Но императрица не хотела слышать о продолжении этой переписки. Через несколько месяцев мое заключение о характере и намерениях принца полностью оправдалось.
Прощаясь с государыней, я получила от нее приглашение провести этот вечер и посмотреть новую пьесу, которую ставили в Эрмитаже.
Я явилась пораньше и, проходя залой, где собрались мужчины, была встречена Ребендером, царским конюшим, добрым и честным человеком в полном значении этого слова. Он подошел ко мне поздороваться и заметил, что он догадывается о причине моего посещения. «Очень вероятно, — сказала я, — но вместе с тем мне было бы приятно узнать от вас самих, что именно вы думаете об этом». — «Я получил письмо из Киева и узнал из него, что свадьба вашего сына уже состоялась во время отдыха его полка, проходившего через этот город».

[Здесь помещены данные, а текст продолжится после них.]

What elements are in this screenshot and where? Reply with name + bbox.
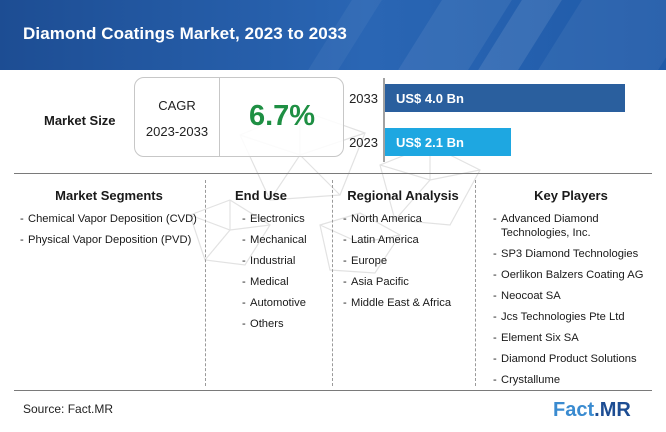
player-label: Diamond Product Solutions	[501, 353, 637, 365]
region-label: Europe	[351, 255, 388, 267]
banner-stripe	[538, 0, 666, 70]
list-item: - Advanced Diamond Technologies, Inc.	[493, 212, 666, 240]
market-segments-column: Market Segments - Chemical Vapor Depositi…	[14, 180, 204, 390]
list-item: - Element Six SA	[493, 332, 579, 344]
end-use-label: Others	[250, 318, 284, 330]
list-item: - Chemical Vapor Deposition (CVD)	[20, 213, 197, 225]
key-players-column: Key Players - Advanced Diamond Technologi…	[476, 180, 666, 390]
market-size-bar-chart: 2033 US$ 4.0 Bn 2023 US$ 2.1 Bn	[349, 78, 625, 162]
bar	[385, 84, 625, 112]
list-item: - Diamond Product Solutions	[493, 353, 637, 365]
end-use-label: Mechanical	[250, 234, 307, 246]
segment-label: Physical Vapor Deposition (PVD)	[28, 234, 192, 246]
player-label: Advanced Diamond	[501, 213, 599, 225]
end-use-column: End Use - Electronics - Mechanical - Indust…	[206, 180, 316, 390]
list-item: - SP3 Diamond Technologies	[493, 248, 639, 260]
logo-part: MR	[599, 399, 631, 421]
cagr-label: CAGR	[158, 98, 196, 113]
list-item: - Electronics	[242, 213, 305, 225]
player-label: Element Six SA	[501, 332, 579, 344]
list-item: - Physical Vapor Deposition (PVD)	[20, 234, 192, 246]
player-label-continued: Technologies, Inc.	[501, 227, 591, 239]
logo-part: .	[594, 399, 600, 421]
list-item: - Middle East & Africa	[343, 297, 452, 309]
list-item: - Others	[242, 318, 284, 330]
region-label: North America	[351, 213, 422, 225]
end-use-label: Automotive	[250, 297, 306, 309]
player-label: Neocoat SA	[501, 290, 561, 302]
player-label: Crystallume	[501, 374, 561, 386]
list-item: - Europe	[343, 255, 388, 267]
regional-analysis-column: Regional Analysis - North America - Latin …	[333, 180, 473, 390]
footer-separator	[14, 390, 652, 391]
list-item: - Crystallume	[493, 374, 561, 386]
regional-analysis-list: - North America - Latin America - Europe -A…	[333, 212, 473, 310]
column-divider	[332, 180, 333, 386]
end-use-label: Electronics	[250, 213, 305, 225]
key-players-heading: Key Players	[534, 188, 608, 203]
end-use-list: - Electronics - Mechanical - Industrial - Me…	[206, 212, 316, 331]
list-item: - Oerlikon Balzers Coating AG	[493, 269, 644, 281]
list-item: - Medical	[242, 276, 289, 288]
key-players-list: - Advanced Diamond Technologies, Inc. - SP…	[476, 212, 666, 387]
end-use-label: Medical	[250, 276, 289, 288]
cagr-box: CAGR 2023-2033 6.7%	[134, 77, 344, 157]
end-use-label: Industrial	[250, 255, 296, 267]
market-segments-heading: Market Segments	[55, 188, 163, 203]
section-separator	[14, 173, 652, 174]
cagr-value: 6.7%	[248, 100, 316, 132]
market-size-label: Market Size	[44, 113, 116, 128]
region-label: Latin America	[351, 234, 419, 246]
cagr-period: 2023-2033	[145, 124, 209, 139]
factmr-logo: Fact.MR	[553, 396, 653, 424]
list-item: - Jcs Technologies Pte Ltd	[493, 311, 625, 323]
column-divider	[205, 180, 206, 386]
list-item: - Automotive	[242, 297, 306, 309]
list-item: - Neocoat SA	[493, 290, 561, 302]
regional-analysis-heading: Regional Analysis	[347, 188, 459, 203]
cagr-divider	[219, 78, 220, 156]
page-title: Diamond Coatings Market, 2023 to 2033	[23, 24, 347, 43]
bar-value-label: US$ 2.1 Bn	[396, 135, 464, 150]
logo-part: Fact	[553, 399, 595, 421]
list-item: - Latin America	[343, 234, 419, 246]
region-label: Middle East & Africa	[351, 297, 452, 309]
header-banner: Diamond Coatings Market, 2023 to 2033	[0, 0, 666, 70]
source-text: Source: Fact.MR	[23, 402, 114, 416]
player-label: SP3 Diamond Technologies	[501, 248, 639, 260]
list-item: - North America	[343, 213, 422, 225]
column-divider	[475, 180, 476, 386]
region-label: Asia Pacific	[351, 276, 409, 288]
end-use-heading: End Use	[234, 188, 287, 203]
list-item: - Industrial	[242, 255, 296, 267]
bar	[385, 128, 511, 156]
player-label: Oerlikon Balzers Coating AG	[501, 269, 644, 281]
market-segments-list: - Chemical Vapor Deposition (CVD) - Physic…	[14, 212, 204, 247]
list-item: - Asia Pacific	[343, 276, 409, 288]
category-label: 2033	[349, 91, 378, 106]
segment-label: Chemical Vapor Deposition (CVD)	[28, 213, 197, 225]
category-label: 2023	[349, 135, 378, 150]
list-item: - Mechanical	[242, 234, 307, 246]
player-label: Jcs Technologies Pte Ltd	[501, 311, 625, 323]
bar-value-label: US$ 4.0 Bn	[396, 91, 464, 106]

Легко понять, как озадачила меня эта непредвиденная новость. Я думала, что провалюсь сквозь землю, но у меня, однако, еще достало сил спросить об имени жены Дашкова. Это Алтерова, отвечал Ребендер и, заметив изменение в моем лице, мой бедный друг вообразил, что я вдруг заболела. Он не подозревал того, как глубоко потрясли меня его слова. «Ради Бога, стакан воды!», — вскрикнула я.
Он бросился за водой. Я в несколько минут достаточно оправилась, назвала ему истинный повод к моему сегодняшнему визиту во дворец и сказала, что впервые услышала от него о женитьбе моего сына, во всяком случае предвещающей мало добра. Ребендер, привезший столь грустное известие, необычайно смешался, но я просила его позабыть об этом и помочь мне провести вечер в присутствии императрицы. Больших усилий мне стоило скрыть свои настоящие чувства.
Мое волнение было слишком явным, чтобы остаться без внимания окружающей придворной толпы, которая очень охотно выдала бы меня за государственного преступника, пойманного на измене, если бы государыня не обращалась ко мне часто со своим разговором. Приметив мой задумчивый и весьма рассеянный вид, она старалась развеселить меня своими шутками, которыми мастерски владела.
Я отказалась от ужина с императрицей и поспешила уехать домой. Рана, нанесенная материнскому сердцу, была слишком глубока и неизлечима. Несколько дней я могла только плакать; затем началась нервическая лихорадка. Я сравнивала поведение моего мужа относительно меня с женитьбой моего сына и тем более сокрушалась, что за все мои пожертвования ради детей, за неусыпные заботы о воспитании сына я по крайней мере заслуживала от него того же уважения, каким его отец почитал в подобном случае свою мать.
Так прошло два месяца, и наконец я получила письмо от князя Дашкова. Когда уже все сплетники Петербурга давно знали о его свадьбе, он просил у меня позволения на нее. Я, между тем, успела собрать достаточно сведений относительно его молодой жены и ее семейства и тем более отчаивалась в его выборе. Признаюсь, уронить меня ниже в общем мнении никто не мог, и одна мысль о насмешках над моим участием в этом браке лишала меня чувств.